Le lendemain, nous avons fait le tour de l’île à vélo. Nous les avons loués à l’auberge pour 2$ de l’heure. Je conseille vraiment cette balade d’environ une heure et demie car même si nous avons dû faire une partie à pied (on ne s’attendait pas à une côte aussi rude), la vue d’en haut est une belle récompense. Nous sommes rentrés pile à la bonne heure pour admirer le coucher de soleil du côté de notre auberge. Le soir, une coupure d’électricité sur toute l’île nous a plongé dans le noir. Heureusement, la cuisine fonctionnait au gaz (même si nous n’avions pas prévu de la grande gastronomie).

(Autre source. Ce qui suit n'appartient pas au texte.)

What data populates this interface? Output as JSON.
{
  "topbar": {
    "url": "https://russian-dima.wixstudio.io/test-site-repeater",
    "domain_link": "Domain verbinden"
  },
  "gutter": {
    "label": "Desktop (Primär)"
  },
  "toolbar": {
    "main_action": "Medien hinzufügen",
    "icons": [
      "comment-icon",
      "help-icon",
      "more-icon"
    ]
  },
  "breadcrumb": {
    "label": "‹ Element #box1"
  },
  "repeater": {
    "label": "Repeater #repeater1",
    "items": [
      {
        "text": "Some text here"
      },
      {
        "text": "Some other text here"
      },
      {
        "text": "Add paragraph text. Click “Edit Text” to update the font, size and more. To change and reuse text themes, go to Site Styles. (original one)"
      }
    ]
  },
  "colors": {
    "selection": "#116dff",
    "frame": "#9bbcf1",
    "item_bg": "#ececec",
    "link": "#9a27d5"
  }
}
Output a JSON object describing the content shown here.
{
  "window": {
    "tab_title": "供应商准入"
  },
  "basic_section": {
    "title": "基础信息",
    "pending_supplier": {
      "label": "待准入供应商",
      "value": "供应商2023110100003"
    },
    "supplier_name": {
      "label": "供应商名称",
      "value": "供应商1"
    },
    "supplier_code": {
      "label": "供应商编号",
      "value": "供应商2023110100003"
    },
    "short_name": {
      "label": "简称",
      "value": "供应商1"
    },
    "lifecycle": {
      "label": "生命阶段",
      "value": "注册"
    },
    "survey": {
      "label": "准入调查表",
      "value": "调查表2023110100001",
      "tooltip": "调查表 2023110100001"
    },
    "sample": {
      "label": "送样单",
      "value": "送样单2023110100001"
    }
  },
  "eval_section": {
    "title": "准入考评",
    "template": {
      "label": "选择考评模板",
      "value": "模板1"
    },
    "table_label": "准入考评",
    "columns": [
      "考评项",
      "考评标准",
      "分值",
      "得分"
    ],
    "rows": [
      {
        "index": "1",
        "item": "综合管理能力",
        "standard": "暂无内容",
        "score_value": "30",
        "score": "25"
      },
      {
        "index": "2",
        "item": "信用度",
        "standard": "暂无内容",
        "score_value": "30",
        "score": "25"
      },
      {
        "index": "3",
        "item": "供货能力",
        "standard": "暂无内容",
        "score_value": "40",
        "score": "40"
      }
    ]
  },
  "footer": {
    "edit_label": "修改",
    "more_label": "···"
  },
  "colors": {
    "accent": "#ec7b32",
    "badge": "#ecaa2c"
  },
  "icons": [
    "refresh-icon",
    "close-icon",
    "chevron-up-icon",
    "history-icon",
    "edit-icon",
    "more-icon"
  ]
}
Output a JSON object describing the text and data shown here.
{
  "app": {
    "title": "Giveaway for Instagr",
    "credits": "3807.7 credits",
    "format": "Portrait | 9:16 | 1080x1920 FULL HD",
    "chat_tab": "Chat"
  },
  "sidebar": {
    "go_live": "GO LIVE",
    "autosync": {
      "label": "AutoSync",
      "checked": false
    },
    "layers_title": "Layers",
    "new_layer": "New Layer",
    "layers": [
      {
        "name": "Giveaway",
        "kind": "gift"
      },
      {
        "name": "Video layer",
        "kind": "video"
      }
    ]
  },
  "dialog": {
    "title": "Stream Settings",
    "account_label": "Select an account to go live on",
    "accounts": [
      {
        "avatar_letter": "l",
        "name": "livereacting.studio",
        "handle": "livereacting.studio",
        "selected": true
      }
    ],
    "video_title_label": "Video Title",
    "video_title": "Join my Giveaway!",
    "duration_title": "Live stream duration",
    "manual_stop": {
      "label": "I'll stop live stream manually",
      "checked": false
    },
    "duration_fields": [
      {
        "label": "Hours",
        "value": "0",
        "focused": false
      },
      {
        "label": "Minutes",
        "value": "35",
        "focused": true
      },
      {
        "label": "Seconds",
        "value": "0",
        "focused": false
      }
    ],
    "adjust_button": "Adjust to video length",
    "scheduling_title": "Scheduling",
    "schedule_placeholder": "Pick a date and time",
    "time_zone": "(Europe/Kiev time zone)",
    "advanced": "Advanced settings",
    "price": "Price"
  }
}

Nous avons pu faire chauffer de l’eau pour un dîner aux chandelles 2.0 : soupe de noodles éclairés à la lampe frontale. Heureusement que nous étions un minimum équipés. Depuis le début du voyage, nous avons utilisé la lampe frontale plusieurs fois. Une pour deux, ce n’est pas l’idéal. C’est mon copain qui avait prévu le coup mais si j’avais su, je l’aurai aussi ajoutée à ma liste d’accessoires techniques.

Little Corn

Le lundi matin, nous avons pris le bateau pour rejoindre la petite sœur, Little Corn. On avait vu sur internet qu’il y avait deux bateaux par jour pour y aller : un à 10h et un à 16h. Nous avons opté pour celui de 10h. En réalité, le bateau du matin est opéré par une compagnie privée. Il coûte 20$ par personne (contre 5$ par personne pour celui de l’après-midi) car il fait l’aller-retour dans la journée et permet aux touristes de Big Corn de visiter Little Corn… Nous ne voulions pas payer aussi cher donc nous étions prêts à attendre le départ de l’après-midi mais nous avons réussi une négociation discrète de dernière minute avec le capitaine à 14$ pour deux (500 córdobas).

Après une demie-heure de bateau et une dizaine de minutes de marche avec nos sacs, nous avons découvert notre chambre pour les trois prochaines nuits. Un petit cabanon sur la plage, à deux pas de la mer turquoise !! Magnifique, un vrai petit coin de paradis.

Il semblerait que les commentaires ne soient pas très bons sur internet, mais nous avons vraiment aimé notre séjour à Elsa’s Place (réservations par téléphone uniquement). Merci Laëtitia si tu passes par là pour la recommandation ! Il y a une cuisine rustique mais fonctionnelle, bien que nous ayons privilégié les repas à l’extérieur car il y a de nombreux restaurants avec vue, bonne ambiance et plats typiques. Il y a d’autres cabanons et d’autres auberges (Grace’s Place, Carlito’s Place) tout le long de la plage mais l’ambiance reste assez intimiste. Après une rapide baignade, nous avons mangé au restaurant et nous sommes baladés pour faire le tour de l’île à pied, entre verdure et plages paradisiaques.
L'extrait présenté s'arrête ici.